I closed my door quietly, then ran back over to my window and watched as Dewayne walked away. I would find a way to see him and talk to him. He’d made the first move, and now it was my turn to make a move. He would love this baby. It was part of Dustin. If my parents wanted to lock me up, he could help me escape. He was older. He would know what to do. I just had to find a way to get to him.
* * *
The next morning before the sun came up, my mother woke me and hurried me out to my father’s station wagon, then handed me a suitcase before she climbed into the passenger seat. My father was already in the driver’s seat. I looked over at him, but he didn’t say a word. He didn’t even turn to look at me.
“Where are we going?” I asked, almost afraid she was about to make good on that story she’d told Dewayne. I wasn’t crazy. Surely they couldn’t get doctors to keep me if I was perfectly sane.
“Your aunt Cathy’s. She’s agreed to take you in until you’ve had the baby.”
That was the last thing my mother said to me. We rode in silence the eleven hours it took to drive to Fort Worth, Texas. My father never once acknowledged my existence. When we arrived, they unloaded me and handed me my suitcase. Spoke in whispered voices with my aunt Cathy, who I had never met before, then drove away without a good-bye.
Present day . . .
DEWAYNE
Micah lay sprawled out over me, fast asleep while Darth Vader kicked ass and took names on the television. The original plan had been to watch Pirates of the Caribbean. But then Micah said his mother liked Captain Jack and that we had to wait on her to start the movie.
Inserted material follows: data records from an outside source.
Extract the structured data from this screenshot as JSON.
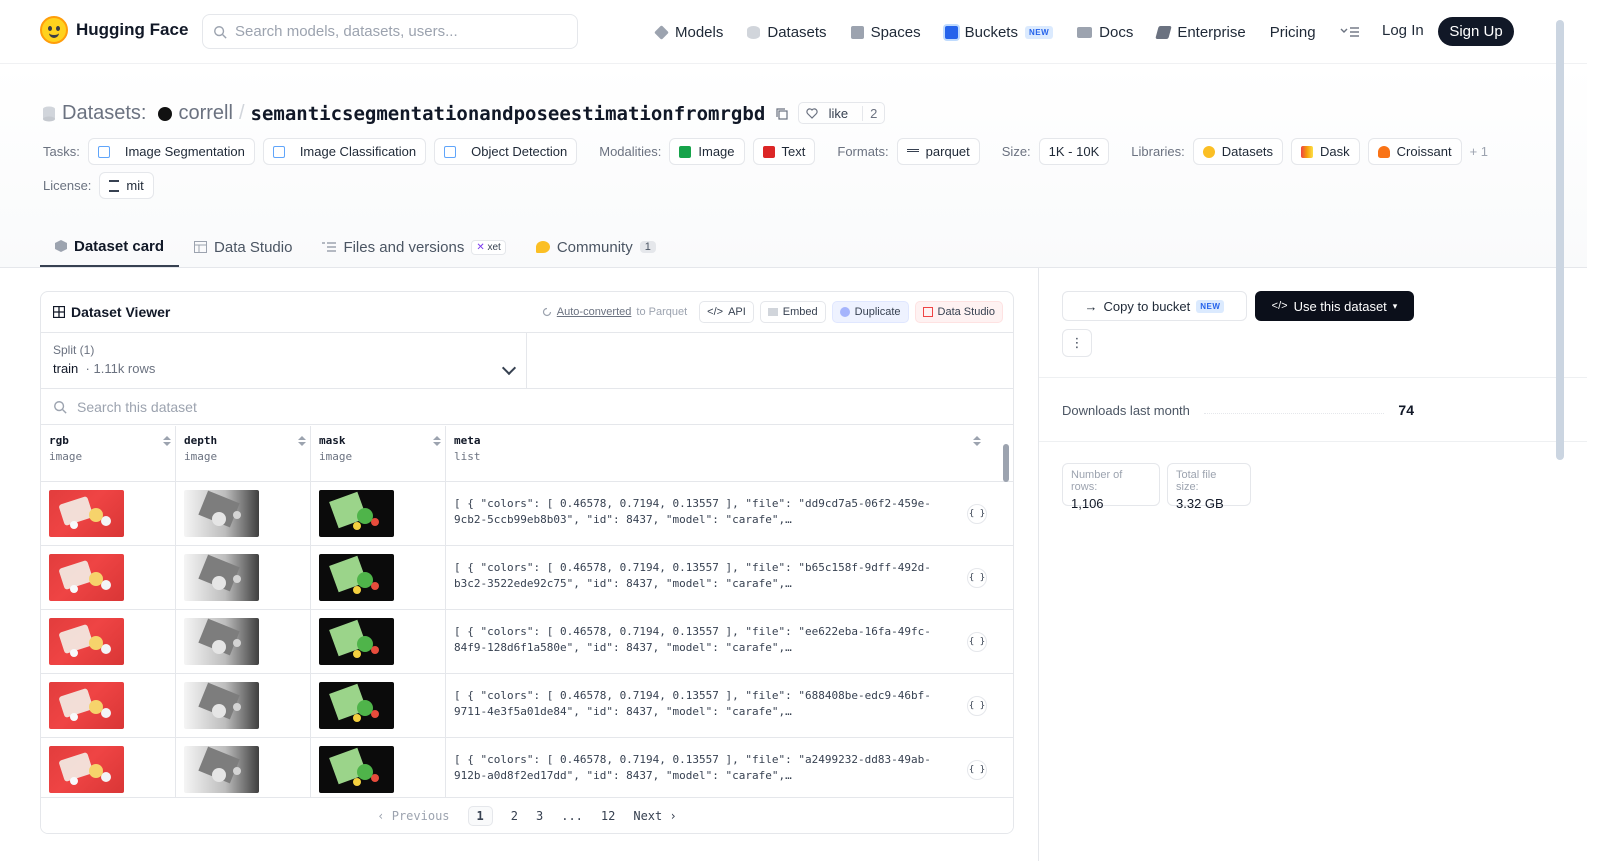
{
  "header": {
    "brand": "Hugging Face",
    "search_placeholder": "Search models, datasets, users...",
    "nav": [
      {
        "label": "Models",
        "color": "#9ca3af"
      },
      {
        "label": "Datasets",
        "color": "#d1d5db"
      },
      {
        "label": "Spaces",
        "color": "#9ca3af"
      },
      {
        "label": "Buckets",
        "color": "#2563eb",
        "badge": "NEW"
      },
      {
        "label": "Docs",
        "color": "#9ca3af"
      },
      {
        "label": "Enterprise",
        "color": "#6b7280"
      },
      {
        "label": "Pricing"
      }
    ],
    "login": "Log In",
    "signup": "Sign Up"
  },
  "repo": {
    "prefix": "Datasets:",
    "owner": "correll",
    "separator": "/",
    "name": "semanticsegmentationandposeestimationfromrgbd",
    "like_label": "like",
    "like_count": "2"
  },
  "tags": {
    "tasks_label": "Tasks:",
    "tasks": [
      "Image Segmentation",
      "Image Classification",
      "Object Detection"
    ],
    "modalities_label": "Modalities:",
    "modalities": [
      "Image",
      "Text"
    ],
    "formats_label": "Formats:",
    "formats": [
      "parquet"
    ],
    "size_label": "Size:",
    "size": "1K - 10K",
    "libraries_label": "Libraries:",
    "libraries": [
      "Datasets",
      "Dask",
      "Croissant"
    ],
    "libraries_more": "+ 1",
    "license_label": "License:",
    "license": "mit"
  },
  "tabs": [
    {
      "label": "Dataset card",
      "active": true
    },
    {
      "label": "Data Studio"
    },
    {
      "label": "Files and versions",
      "badge": "xet"
    },
    {
      "label": "Community",
      "count": "1"
    }
  ],
  "viewer": {
    "title": "Dataset Viewer",
    "auto_converted": "Auto-converted",
    "to_parquet": "to Parquet",
    "api": "API",
    "embed": "Embed",
    "duplicate": "Duplicate",
    "data_studio": "Data Studio",
    "split_label": "Split (1)",
    "split_value": "train",
    "split_rows": "1.11k rows",
    "search_placeholder": "Search this dataset",
    "columns": [
      {
        "name": "rgb",
        "type": "image"
      },
      {
        "name": "depth",
        "type": "image"
      },
      {
        "name": "mask",
        "type": "image"
      },
      {
        "name": "meta",
        "type": "list"
      }
    ],
    "rows": [
      {
        "meta": "[ { \"colors\": [ 0.46578, 0.7194, 0.13557 ], \"file\": \"dd9cd7a5-06f2-459e-9cb2-5ccb99eb8b03\", \"id\": 8437, \"model\": \"carafe\",…"
      },
      {
        "meta": "[ { \"colors\": [ 0.46578, 0.7194, 0.13557 ], \"file\": \"b65c158f-9dff-492d-b3c2-3522ede92c75\", \"id\": 8437, \"model\": \"carafe\",…"
      },
      {
        "meta": "[ { \"colors\": [ 0.46578, 0.7194, 0.13557 ], \"file\": \"ee622eba-16fa-49fc-84f9-128d6f1a580e\", \"id\": 8437, \"model\": \"carafe\",…"
      },
      {
        "meta": "[ { \"colors\": [ 0.46578, 0.7194, 0.13557 ], \"file\": \"688408be-edc9-46bf-9711-4e3f5a01de84\", \"id\": 8437, \"model\": \"carafe\",…"
      },
      {
        "meta": "[ { \"colors\": [ 0.46578, 0.7194, 0.13557 ], \"file\": \"a2499232-dd83-49ab-912b-a0d8f2ed17dd\", \"id\": 8437, \"model\": \"carafe\",…"
      }
    ],
    "json_icon": "{ }",
    "pager": {
      "previous": "Previous",
      "pages": [
        "1",
        "2",
        "3",
        "...",
        "12"
      ],
      "current": "1",
      "next": "Next"
    }
  },
  "sidebar": {
    "copy_bucket": "Copy to bucket",
    "copy_bucket_badge": "NEW",
    "use_dataset": "Use this dataset",
    "downloads_label": "Downloads last month",
    "downloads_value": "74",
    "rows_label": "Number of rows:",
    "rows_value": "1,106",
    "size_label": "Total file size:",
    "size_value": "3.32 GB"
  }
}
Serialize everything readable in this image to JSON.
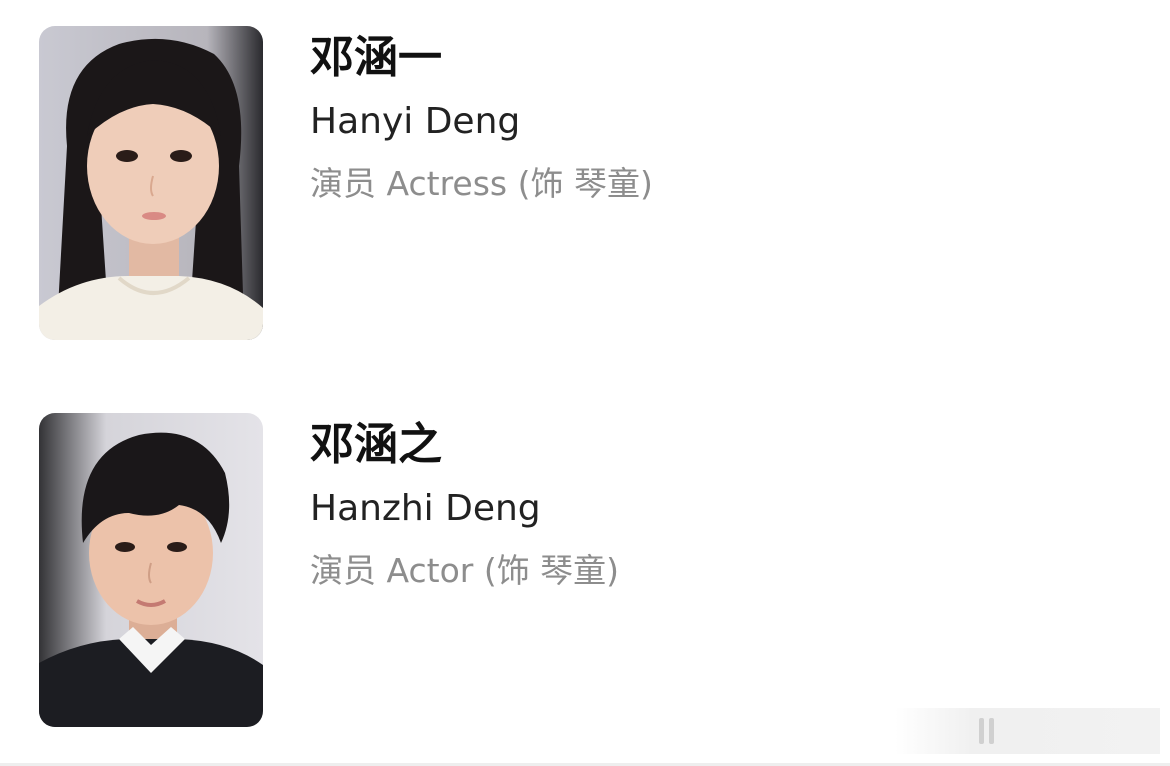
{
  "cast": [
    {
      "name_zh": "邓涵一",
      "name_en": "Hanyi Deng",
      "role": "演员 Actress (饰 琴童)",
      "photo_icon": "girl-portrait"
    },
    {
      "name_zh": "邓涵之",
      "name_en": "Hanzhi Deng",
      "role": "演员 Actor (饰 琴童)",
      "photo_icon": "boy-portrait"
    }
  ],
  "colors": {
    "name": "#111111",
    "subtitle": "#222222",
    "role": "#8d8d8d",
    "background": "#ffffff"
  }
}
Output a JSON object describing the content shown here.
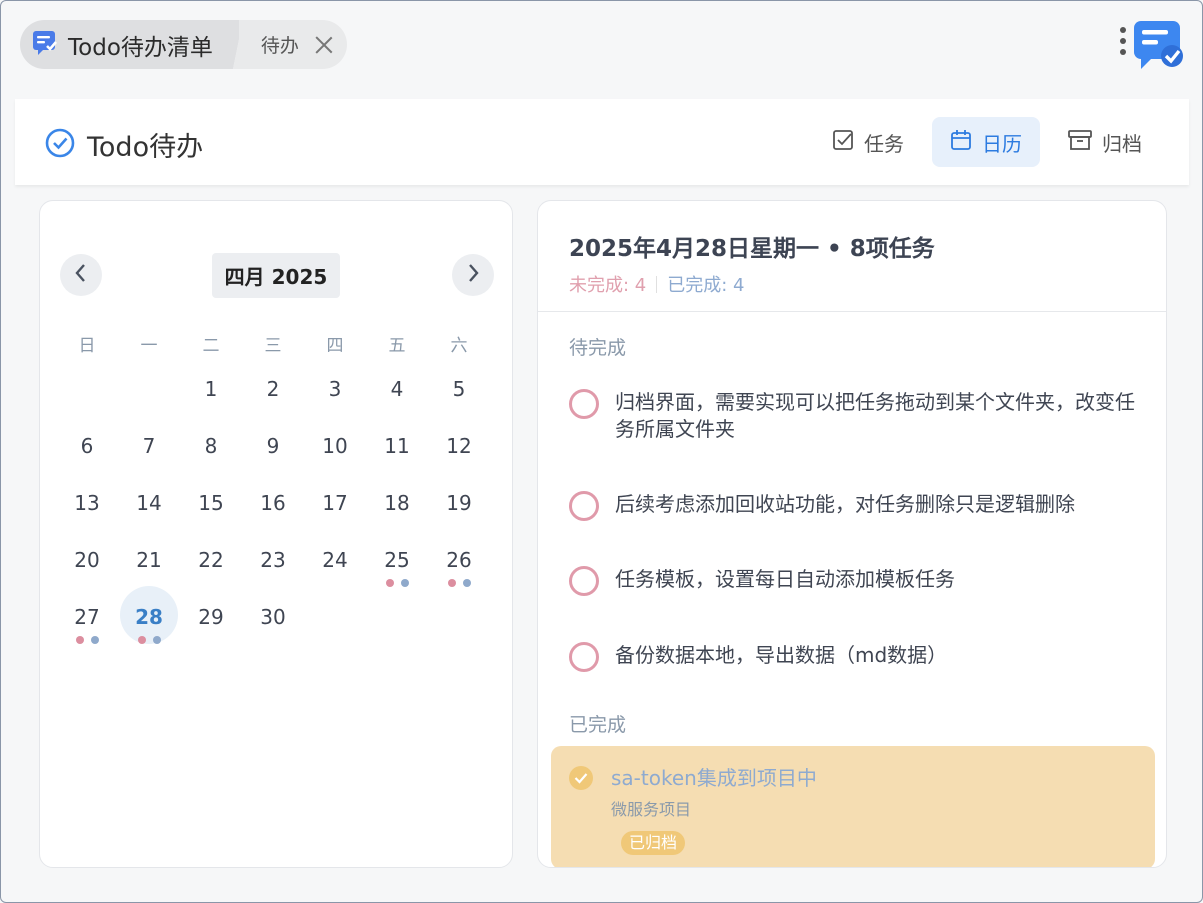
{
  "breadcrumb": {
    "main": "Todo待办清单",
    "sub": "待办"
  },
  "header": {
    "title": "Todo待办",
    "tabs": [
      {
        "label": "任务",
        "icon": "checkbox-icon",
        "active": false
      },
      {
        "label": "日历",
        "icon": "calendar-icon",
        "active": true
      },
      {
        "label": "归档",
        "icon": "archive-icon",
        "active": false
      }
    ]
  },
  "calendar": {
    "month_label": "四月 2025",
    "weekdays": [
      "日",
      "一",
      "二",
      "三",
      "四",
      "五",
      "六"
    ],
    "first_weekday": 2,
    "days_in_month": 30,
    "selected_day": 28,
    "days_with_dots": [
      25,
      26,
      27,
      28
    ]
  },
  "tasks": {
    "date_title": "2025年4月28日星期一 • 8项任务",
    "undone_label": "未完成: 4",
    "done_label": "已完成: 4",
    "pending_section": "待完成",
    "pending": [
      "归档界面，需要实现可以把任务拖动到某个文件夹，改变任务所属文件夹",
      "后续考虑添加回收站功能，对任务删除只是逻辑删除",
      "任务模板，设置每日自动添加模板任务",
      "备份数据本地，导出数据（md数据）"
    ],
    "done_section": "已完成",
    "done": [
      {
        "name": "sa-token集成到项目中",
        "folder": "微服务项目",
        "badge": "已归档"
      }
    ]
  },
  "colors": {
    "accent": "#2c7be0",
    "pending_ring": "#e09aaa",
    "dot_pink": "#dc8e9f",
    "dot_blue": "#8fa9cb",
    "done_bg": "#f5ddb2"
  }
}
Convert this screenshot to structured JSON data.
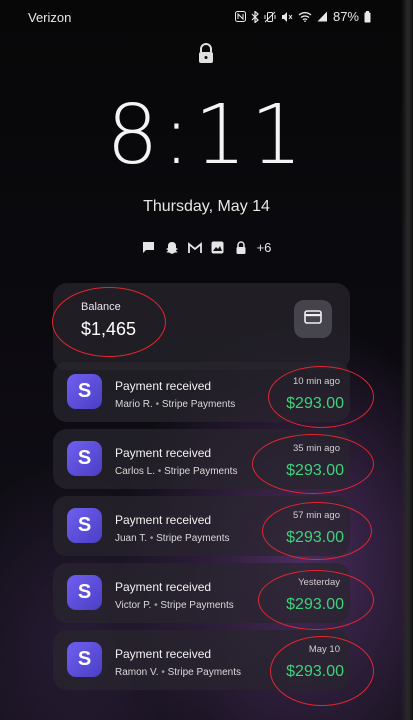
{
  "status_bar": {
    "carrier": "Verizon",
    "battery": "87%",
    "icons": [
      "nfc-icon",
      "bluetooth-icon",
      "vibrate-icon",
      "mute-icon",
      "wifi-icon",
      "signal-icon",
      "battery-icon"
    ]
  },
  "lock_screen": {
    "time": "8:11",
    "date": "Thursday, May 14",
    "notification_icons": [
      "message-icon",
      "snapchat-icon",
      "gmail-icon",
      "gallery-icon",
      "lock-icon"
    ],
    "more_count": "+6"
  },
  "balance": {
    "label": "Balance",
    "amount": "$1,465"
  },
  "payments": [
    {
      "title": "Payment received",
      "name": "Mario R.",
      "source": "Stripe Payments",
      "time": "10 min ago",
      "amount": "$293.00"
    },
    {
      "title": "Payment received",
      "name": "Carlos L.",
      "source": "Stripe Payments",
      "time": "35 min ago",
      "amount": "$293.00"
    },
    {
      "title": "Payment received",
      "name": "Juan T.",
      "source": "Stripe Payments",
      "time": "57 min ago",
      "amount": "$293.00"
    },
    {
      "title": "Payment received",
      "name": "Victor P.",
      "source": "Stripe Payments",
      "time": "Yesterday",
      "amount": "$293.00"
    },
    {
      "title": "Payment received",
      "name": "Ramon V.",
      "source": "Stripe Payments",
      "time": "May 10",
      "amount": "$293.00"
    }
  ],
  "app_icon_letter": "S",
  "colors": {
    "accent_green": "#3fd27a",
    "stripe_purple": "#635bff",
    "annotation_red": "#e3262f"
  }
}
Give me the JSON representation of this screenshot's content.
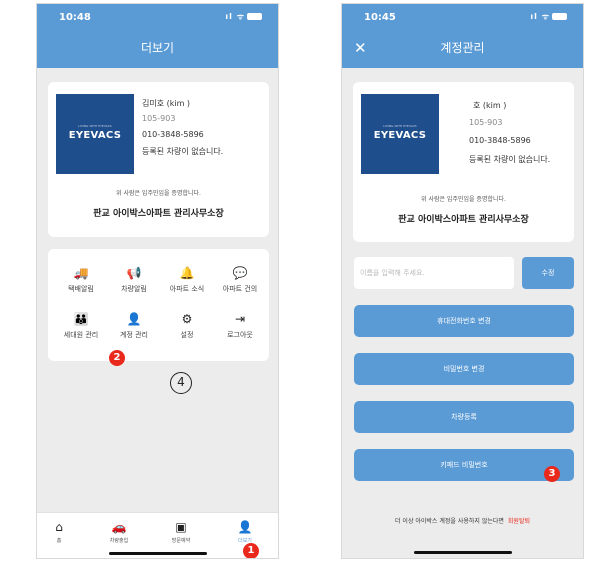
{
  "status": {
    "left_time": "10:48",
    "right_time": "10:45",
    "signal": "ıl ᯤ"
  },
  "left": {
    "title": "더보기",
    "id_card": {
      "logo_tagline": "LIVING WITH EYEVACS",
      "logo_text": "EYEVACS",
      "name": "김미호 (kim           )",
      "unit": "105-903",
      "phone": "010-3848-5896",
      "no_vehicle": "등록된 차량이 없습니다.",
      "note": "위 사람은 입주민임을 증명합니다.",
      "office": "판교 아이박스아파트 관리사무소장"
    },
    "menu": [
      {
        "icon": "🚚",
        "label": "택배알림"
      },
      {
        "icon": "📢",
        "label": "차량알림"
      },
      {
        "icon": "🔔",
        "label": "아파트 소식"
      },
      {
        "icon": "💬",
        "label": "아파트 건의"
      },
      {
        "icon": "👪",
        "label": "세대원 관리"
      },
      {
        "icon": "👤",
        "label": "계정 관리"
      },
      {
        "icon": "⚙",
        "label": "설정"
      },
      {
        "icon": "⇥",
        "label": "로그아웃"
      }
    ],
    "tabs": [
      {
        "icon": "⌂",
        "label": "홈"
      },
      {
        "icon": "🚗",
        "label": "차량출입"
      },
      {
        "icon": "▣",
        "label": "방문예약"
      },
      {
        "icon": "👤",
        "label": "더보기"
      }
    ],
    "markers": {
      "one": "1",
      "two": "2",
      "four": "4"
    }
  },
  "right": {
    "title": "계정관리",
    "close": "✕",
    "id_card": {
      "logo_tagline": "LIVING WITH EYEVACS",
      "logo_text": "EYEVACS",
      "name": "호 (kim           )",
      "unit": "105-903",
      "phone": "010-3848-5896",
      "no_vehicle": "등록된 차량이 없습니다.",
      "note": "위 사람은 입주민임을 증명합니다.",
      "office": "판교 아이박스아파트 관리사무소장"
    },
    "name_placeholder": "이름을 입력해 주세요.",
    "edit_label": "수정",
    "buttons": [
      "휴대전화번호 변경",
      "비밀번호 변경",
      "차량등록",
      "키패드 비밀번호"
    ],
    "withdraw_text": "더 이상 아이박스 계정을 사용하지 않는다면",
    "withdraw_link": "회원탈퇴",
    "markers": {
      "three": "3"
    }
  },
  "colors": {
    "accent": "#5b9bd5",
    "marker": "#e8291c",
    "card": "#1f4e8c"
  }
}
Hell no was Sienna going to sit here and look at Johnny Fucking Depp. I had ejected that DVD really damn fast and stuck in one of the Star Wars discs. I didn’t even care which one it was. Just so Sienna wasn’t thinking about some other man.
Sienna walked into the room with that silky little wrap around her and her hair in damp curls, her face scrubbed free of makeup. “Is he asleep?” she asked, moving toward us.